Amino acid analysis of the Lake Chad material indicates that this cyanobacterium is a rich source of amino acids and may help supplement the local population who are generally undernourished and poor (World Food Programme 2019). The absence of glutamine and asparagine in the analysis of this cyanobacterial material may have been due to degradation during acid hydrolysis. Although there is the potential for the production of toxins in Lake Chad cyanobacteria, Spirulina and Arthrospira have been shown to be good sources of protein (Becker 2007) and lipids (Bishop and Zubeck 2012). Furthermore, Spirulina may also be a good source of vitamins (B, E) and may help in treating diseases such as high blood pressure (Iwata et al. 1990) and diabetes (Takai et al. 1991) and as part of a balanced diet could provide essential amino acids and proteins. Assessment of commercially available Spirulina platensis samples showed that they could contribute significantly to amino acid RDI values from 12.8% (Lys) to 38.8% (Thr) and provide a significant input (74%) of sulfur amino acids (Misurcová et al. 2014). It would also be useful to understand why some indigenous peoples living adjacent to Lake Chad do not consume the cyanobacterial material, and if there is any seasonality to the collection and processing of the cyanobacterial blooms that are then sold to those indigenous people who do consume the material.
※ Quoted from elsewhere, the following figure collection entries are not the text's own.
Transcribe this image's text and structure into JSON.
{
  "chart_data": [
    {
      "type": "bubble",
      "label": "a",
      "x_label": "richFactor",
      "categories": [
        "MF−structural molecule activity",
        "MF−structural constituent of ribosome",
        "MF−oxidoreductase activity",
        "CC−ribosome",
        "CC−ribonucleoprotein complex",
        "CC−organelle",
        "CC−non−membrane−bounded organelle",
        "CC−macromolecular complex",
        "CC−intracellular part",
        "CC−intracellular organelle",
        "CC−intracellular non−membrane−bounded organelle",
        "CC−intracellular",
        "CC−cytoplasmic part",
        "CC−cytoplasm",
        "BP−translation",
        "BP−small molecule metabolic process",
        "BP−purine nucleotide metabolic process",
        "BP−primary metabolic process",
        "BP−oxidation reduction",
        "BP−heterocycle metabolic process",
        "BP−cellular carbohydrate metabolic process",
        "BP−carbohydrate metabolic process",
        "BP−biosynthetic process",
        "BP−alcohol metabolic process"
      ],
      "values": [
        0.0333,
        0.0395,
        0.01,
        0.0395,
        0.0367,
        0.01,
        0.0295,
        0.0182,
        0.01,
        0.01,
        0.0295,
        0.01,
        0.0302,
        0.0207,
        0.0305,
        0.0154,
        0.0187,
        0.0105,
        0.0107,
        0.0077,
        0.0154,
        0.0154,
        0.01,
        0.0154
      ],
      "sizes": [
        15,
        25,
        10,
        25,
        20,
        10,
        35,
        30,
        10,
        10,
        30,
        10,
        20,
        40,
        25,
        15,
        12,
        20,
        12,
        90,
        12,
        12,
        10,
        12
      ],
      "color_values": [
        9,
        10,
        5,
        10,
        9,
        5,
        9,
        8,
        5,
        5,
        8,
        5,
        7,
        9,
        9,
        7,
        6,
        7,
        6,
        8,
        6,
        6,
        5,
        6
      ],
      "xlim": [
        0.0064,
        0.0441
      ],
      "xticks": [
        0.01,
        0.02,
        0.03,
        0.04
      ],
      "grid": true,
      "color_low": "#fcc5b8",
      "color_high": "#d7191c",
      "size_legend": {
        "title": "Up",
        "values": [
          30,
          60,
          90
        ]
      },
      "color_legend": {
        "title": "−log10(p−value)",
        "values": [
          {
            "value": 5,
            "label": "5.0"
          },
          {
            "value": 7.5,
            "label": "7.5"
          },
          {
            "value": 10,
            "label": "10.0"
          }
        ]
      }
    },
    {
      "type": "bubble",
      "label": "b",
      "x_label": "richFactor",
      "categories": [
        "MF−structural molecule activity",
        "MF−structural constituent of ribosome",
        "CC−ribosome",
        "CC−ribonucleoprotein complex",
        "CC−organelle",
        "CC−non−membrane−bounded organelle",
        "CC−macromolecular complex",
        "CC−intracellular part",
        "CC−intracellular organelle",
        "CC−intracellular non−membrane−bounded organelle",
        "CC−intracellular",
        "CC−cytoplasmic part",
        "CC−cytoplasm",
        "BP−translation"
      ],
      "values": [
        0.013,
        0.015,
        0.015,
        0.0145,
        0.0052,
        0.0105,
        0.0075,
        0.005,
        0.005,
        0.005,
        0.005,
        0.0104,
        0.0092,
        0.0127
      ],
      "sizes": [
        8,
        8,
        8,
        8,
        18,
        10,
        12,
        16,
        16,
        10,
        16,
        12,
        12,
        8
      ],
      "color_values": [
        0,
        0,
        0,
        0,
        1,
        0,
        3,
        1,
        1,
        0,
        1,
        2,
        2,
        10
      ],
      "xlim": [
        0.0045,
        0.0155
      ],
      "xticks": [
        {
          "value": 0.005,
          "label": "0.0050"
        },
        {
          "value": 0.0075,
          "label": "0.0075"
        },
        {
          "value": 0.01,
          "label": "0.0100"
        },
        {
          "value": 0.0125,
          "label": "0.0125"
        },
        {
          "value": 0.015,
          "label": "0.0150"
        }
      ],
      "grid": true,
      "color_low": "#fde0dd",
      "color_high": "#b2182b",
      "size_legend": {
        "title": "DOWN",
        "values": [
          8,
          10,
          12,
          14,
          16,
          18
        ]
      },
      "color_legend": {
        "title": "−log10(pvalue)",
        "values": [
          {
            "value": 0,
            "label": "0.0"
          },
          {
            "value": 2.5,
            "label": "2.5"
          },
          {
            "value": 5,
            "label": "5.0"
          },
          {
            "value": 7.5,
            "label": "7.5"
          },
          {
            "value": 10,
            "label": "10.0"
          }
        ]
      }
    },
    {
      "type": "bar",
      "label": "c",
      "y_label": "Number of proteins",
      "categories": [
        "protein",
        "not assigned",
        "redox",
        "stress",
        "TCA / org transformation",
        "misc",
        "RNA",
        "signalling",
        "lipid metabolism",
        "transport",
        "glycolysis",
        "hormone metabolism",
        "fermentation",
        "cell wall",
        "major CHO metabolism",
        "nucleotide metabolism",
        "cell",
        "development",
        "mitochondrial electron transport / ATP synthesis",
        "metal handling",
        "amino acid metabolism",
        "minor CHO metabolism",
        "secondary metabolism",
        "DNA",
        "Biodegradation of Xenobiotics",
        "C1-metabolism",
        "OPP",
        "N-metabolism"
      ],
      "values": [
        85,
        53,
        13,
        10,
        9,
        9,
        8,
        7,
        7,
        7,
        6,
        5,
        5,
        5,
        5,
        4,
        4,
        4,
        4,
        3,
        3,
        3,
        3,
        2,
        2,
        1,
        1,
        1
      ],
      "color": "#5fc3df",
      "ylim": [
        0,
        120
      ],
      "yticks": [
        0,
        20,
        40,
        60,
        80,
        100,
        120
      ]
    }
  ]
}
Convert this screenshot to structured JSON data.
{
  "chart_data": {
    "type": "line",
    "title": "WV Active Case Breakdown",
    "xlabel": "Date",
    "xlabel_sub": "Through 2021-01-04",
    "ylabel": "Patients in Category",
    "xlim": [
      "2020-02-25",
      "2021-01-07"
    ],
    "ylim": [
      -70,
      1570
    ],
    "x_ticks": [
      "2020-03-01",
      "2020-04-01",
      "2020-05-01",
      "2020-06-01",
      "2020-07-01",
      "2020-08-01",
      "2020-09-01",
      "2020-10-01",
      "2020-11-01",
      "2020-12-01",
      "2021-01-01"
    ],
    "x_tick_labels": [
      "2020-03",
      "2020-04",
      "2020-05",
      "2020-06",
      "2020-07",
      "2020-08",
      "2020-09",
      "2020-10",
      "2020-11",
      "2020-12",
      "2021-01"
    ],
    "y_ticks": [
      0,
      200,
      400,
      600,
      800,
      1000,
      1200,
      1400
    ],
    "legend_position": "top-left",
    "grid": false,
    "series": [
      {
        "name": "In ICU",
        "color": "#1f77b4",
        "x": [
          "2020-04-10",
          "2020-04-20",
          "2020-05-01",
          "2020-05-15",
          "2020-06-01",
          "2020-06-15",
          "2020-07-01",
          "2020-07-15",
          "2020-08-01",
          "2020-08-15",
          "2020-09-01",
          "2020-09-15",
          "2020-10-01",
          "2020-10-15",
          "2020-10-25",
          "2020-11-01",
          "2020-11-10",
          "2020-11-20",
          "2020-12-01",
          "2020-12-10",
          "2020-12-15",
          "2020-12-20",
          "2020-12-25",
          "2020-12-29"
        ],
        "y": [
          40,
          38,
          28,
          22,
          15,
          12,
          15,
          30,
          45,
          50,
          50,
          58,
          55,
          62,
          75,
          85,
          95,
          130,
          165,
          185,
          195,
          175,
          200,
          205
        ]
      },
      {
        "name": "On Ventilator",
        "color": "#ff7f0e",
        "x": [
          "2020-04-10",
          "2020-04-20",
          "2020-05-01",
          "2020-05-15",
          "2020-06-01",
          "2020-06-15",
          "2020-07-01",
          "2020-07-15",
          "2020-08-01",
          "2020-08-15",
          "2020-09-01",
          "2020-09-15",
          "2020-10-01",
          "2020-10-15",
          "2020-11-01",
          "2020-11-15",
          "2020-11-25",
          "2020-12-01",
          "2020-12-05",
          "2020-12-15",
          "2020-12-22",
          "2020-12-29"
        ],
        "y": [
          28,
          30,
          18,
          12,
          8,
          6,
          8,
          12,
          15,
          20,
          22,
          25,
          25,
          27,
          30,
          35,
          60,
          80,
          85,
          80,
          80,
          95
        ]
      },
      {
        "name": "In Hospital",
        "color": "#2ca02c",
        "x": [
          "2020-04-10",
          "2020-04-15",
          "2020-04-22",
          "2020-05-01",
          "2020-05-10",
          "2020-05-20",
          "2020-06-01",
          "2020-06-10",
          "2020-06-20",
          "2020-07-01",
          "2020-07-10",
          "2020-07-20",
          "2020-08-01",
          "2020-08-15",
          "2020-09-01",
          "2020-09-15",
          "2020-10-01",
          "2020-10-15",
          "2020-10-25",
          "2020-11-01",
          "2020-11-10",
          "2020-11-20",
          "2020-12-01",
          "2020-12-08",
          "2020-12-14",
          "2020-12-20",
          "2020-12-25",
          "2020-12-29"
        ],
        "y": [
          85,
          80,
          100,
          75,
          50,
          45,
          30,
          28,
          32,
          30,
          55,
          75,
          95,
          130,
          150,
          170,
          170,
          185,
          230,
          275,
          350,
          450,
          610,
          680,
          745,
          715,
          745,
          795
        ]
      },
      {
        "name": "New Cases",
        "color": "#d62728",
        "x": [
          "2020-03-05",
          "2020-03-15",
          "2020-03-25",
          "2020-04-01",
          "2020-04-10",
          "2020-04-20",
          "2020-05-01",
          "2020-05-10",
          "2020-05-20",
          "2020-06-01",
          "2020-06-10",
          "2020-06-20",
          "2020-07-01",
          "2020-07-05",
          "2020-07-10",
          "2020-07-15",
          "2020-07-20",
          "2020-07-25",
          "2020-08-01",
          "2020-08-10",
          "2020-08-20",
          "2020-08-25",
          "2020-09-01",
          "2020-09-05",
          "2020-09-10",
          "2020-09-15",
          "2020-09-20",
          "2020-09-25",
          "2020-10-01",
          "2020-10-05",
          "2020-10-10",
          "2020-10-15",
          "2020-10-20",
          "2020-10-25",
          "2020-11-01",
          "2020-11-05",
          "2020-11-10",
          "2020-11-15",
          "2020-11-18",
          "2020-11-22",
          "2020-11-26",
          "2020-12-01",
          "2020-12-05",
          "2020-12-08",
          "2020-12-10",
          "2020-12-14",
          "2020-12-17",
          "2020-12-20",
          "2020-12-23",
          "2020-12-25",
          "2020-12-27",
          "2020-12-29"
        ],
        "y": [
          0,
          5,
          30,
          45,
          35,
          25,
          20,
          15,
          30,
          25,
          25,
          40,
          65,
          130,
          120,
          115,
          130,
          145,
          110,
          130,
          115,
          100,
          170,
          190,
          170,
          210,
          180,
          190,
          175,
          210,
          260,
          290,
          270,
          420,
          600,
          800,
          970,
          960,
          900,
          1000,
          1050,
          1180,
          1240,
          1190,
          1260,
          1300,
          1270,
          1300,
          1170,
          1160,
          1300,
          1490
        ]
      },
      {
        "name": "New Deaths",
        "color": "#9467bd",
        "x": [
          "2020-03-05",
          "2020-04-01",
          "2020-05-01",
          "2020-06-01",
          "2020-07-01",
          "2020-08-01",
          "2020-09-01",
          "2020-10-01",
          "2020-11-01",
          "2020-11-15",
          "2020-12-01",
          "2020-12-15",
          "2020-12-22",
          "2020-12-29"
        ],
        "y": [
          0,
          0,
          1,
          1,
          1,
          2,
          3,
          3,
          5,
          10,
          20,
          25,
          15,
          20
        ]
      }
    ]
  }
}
Such seasonality could determine whether there is the potential for accumulation of cyanobacterial toxins and provide guidance for collection, processing and consumption. Observations concerning a lack of consumption from different investigators (e.g. Léonard and Compère 1967; Delpeuch et al. 1975) raise an important question: why is there no commerce among human populations immediately adjacent to Lake Chad in Arthrospira fusiformis or the dried Dihé cakes formed from it, whereas it is found commercially in markets elsewhere in Chad? It is possible that there may be cultural prescriptions against consumption of Dihé by those who live next to the source, possibly due to the potential presence of toxins. Only careful ethnographic studies can resolve this question, which although interesting, is beyond the scope of this study.

Studies examining the nutrition of indigenous people and their health would be useful in understanding whether cyanobacterial supplementation to the diet may be beneficial. Due to the geopolitical nature of Chad, consumption of cyanobacteria, if carefully monitored for the absence of toxins, may act as a significant health benefit and economic crop for the local population.